Safe Reinforcement Learning for Grid Voltage Control

TL;DR

This paper introduces safe reinforcement learning methods for grid voltage control, ensuring safety during emergency voltage recovery, demonstrated through simulations on a standard power system benchmark.

Contribution

It proposes two novel safe RL approaches—constrained optimization and Barrier function-based—for emergency voltage control in power grids.

Findings

Effective voltage recovery demonstrated on IEEE 39-bus system

Safe RL approaches outperform traditional load shedding methods

Methods ensure system safety during emergency control

Abstract

Under voltage load shedding has been considered as a standard approach to recover the voltage stability of the electric power grid under emergency conditions, yet this scheme usually trips a massive amount of load inefficiently.
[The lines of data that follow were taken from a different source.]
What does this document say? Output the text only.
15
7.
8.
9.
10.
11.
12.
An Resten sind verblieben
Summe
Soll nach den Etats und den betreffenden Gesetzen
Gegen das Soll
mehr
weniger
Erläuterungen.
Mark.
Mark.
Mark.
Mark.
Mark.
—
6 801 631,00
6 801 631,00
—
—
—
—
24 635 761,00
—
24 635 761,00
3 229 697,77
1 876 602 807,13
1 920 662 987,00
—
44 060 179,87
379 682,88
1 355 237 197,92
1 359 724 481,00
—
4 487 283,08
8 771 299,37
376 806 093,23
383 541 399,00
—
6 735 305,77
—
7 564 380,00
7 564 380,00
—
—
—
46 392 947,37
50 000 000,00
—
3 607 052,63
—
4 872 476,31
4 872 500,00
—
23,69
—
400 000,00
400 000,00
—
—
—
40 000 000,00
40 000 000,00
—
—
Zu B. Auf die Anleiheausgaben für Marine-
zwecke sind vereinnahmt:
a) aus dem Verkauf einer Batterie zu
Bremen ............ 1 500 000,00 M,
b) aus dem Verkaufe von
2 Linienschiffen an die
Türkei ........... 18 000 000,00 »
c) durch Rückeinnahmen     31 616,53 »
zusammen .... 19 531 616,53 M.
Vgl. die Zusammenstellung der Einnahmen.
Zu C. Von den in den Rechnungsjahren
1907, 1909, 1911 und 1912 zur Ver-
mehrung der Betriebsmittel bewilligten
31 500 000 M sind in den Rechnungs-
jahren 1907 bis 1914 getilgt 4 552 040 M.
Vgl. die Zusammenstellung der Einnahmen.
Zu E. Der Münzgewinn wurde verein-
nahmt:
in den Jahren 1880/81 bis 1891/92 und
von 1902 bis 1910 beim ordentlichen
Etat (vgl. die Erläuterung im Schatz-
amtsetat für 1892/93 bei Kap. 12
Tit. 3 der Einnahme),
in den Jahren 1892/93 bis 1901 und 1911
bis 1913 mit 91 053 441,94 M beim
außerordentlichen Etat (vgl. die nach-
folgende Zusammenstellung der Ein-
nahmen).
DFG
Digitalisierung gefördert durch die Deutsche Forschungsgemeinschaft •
Reinforcement learning (RL) has been adopted as a promising approach to circumvent the issues; however, RL approach usually cannot guarantee the safety of the systems under control. In this paper, we discuss a couple of novel safe RL approaches, namely constrained optimization approach and Barrier function-based approach, that can safely recover voltage under emergency events. This method is general and can be applied to other safety-critical control problems. Numerical simulations on the 39-bus IEEE benchmark are performed to demonstrate the effectiveness of the proposed safe RL emergency control.